As I understand it, this should start up child in a new namespace where it will spit out the value of the semaphore a few times. We should be able to see when the parent process in the parent namespace posts it, however, we don't:

Semaphore state: 0.
Semaphore state: 0.
Semaphore state: 0.
Posting semaphore
Semaphore state: 0.
Semaphore state: 0.
Semaphore state: 0.

The semaphore is initialized as shared, and removing CLONE_NEWIPC from the clone call doesn't fix this either (as I understand it, that only deals with isolating SysV IPC anyway, not this POSIX semaphore).

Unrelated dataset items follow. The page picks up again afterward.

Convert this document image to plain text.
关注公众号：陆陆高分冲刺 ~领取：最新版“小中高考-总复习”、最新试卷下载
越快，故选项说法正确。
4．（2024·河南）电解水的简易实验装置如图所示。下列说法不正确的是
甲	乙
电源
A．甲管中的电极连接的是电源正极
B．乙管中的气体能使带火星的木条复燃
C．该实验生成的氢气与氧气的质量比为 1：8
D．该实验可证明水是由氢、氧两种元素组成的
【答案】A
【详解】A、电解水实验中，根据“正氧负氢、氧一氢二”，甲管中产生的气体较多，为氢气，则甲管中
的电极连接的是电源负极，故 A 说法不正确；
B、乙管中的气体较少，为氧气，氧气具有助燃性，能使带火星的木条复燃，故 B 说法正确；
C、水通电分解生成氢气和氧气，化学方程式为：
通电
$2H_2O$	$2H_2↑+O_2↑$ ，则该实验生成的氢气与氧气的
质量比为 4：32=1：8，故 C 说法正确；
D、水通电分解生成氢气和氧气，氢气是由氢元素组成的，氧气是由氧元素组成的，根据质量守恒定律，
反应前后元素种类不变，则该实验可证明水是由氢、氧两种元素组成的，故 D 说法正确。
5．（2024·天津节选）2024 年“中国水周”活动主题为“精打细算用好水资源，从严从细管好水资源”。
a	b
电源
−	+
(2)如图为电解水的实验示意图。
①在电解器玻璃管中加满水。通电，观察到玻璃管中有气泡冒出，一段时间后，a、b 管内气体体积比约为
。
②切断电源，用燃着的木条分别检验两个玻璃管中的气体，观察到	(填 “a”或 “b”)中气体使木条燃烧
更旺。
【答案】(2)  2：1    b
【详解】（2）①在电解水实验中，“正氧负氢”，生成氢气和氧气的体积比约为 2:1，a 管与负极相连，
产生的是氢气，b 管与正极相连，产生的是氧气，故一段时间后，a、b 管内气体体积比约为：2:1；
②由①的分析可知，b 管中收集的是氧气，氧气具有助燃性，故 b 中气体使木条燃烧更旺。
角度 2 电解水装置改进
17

Another quirk of this is that if we initialize the semaphore to a different value (e.g. sem_init(&semaphore, 1, 3);, the child namespace will read that initial value:

Semaphore state: 3.
Semaphore state: 3.
Semaphore state: 3.
Posting semaphore
Semaphore state: 3.
Semaphore state: 3.
Semaphore state: 3.

As such, it's seemingly not totally failing to access the semaphore - it's just failing to see when it's posted. How are you supposed to do this? Is there some special shared memory trick I need to set up to get it to work between namespaces, or am I just doing something wrong here?


Solution

  • sem_* assumes the semaphore memory is shared between the processes/threads.

    When you clone/fork, you get a different copy.

    To fix, add CLONE_VM to your flags argument [preferred].

    Or, ensure that the semaphore is in shared memory (e.g. mmap, shmget, etc) before doing the clone.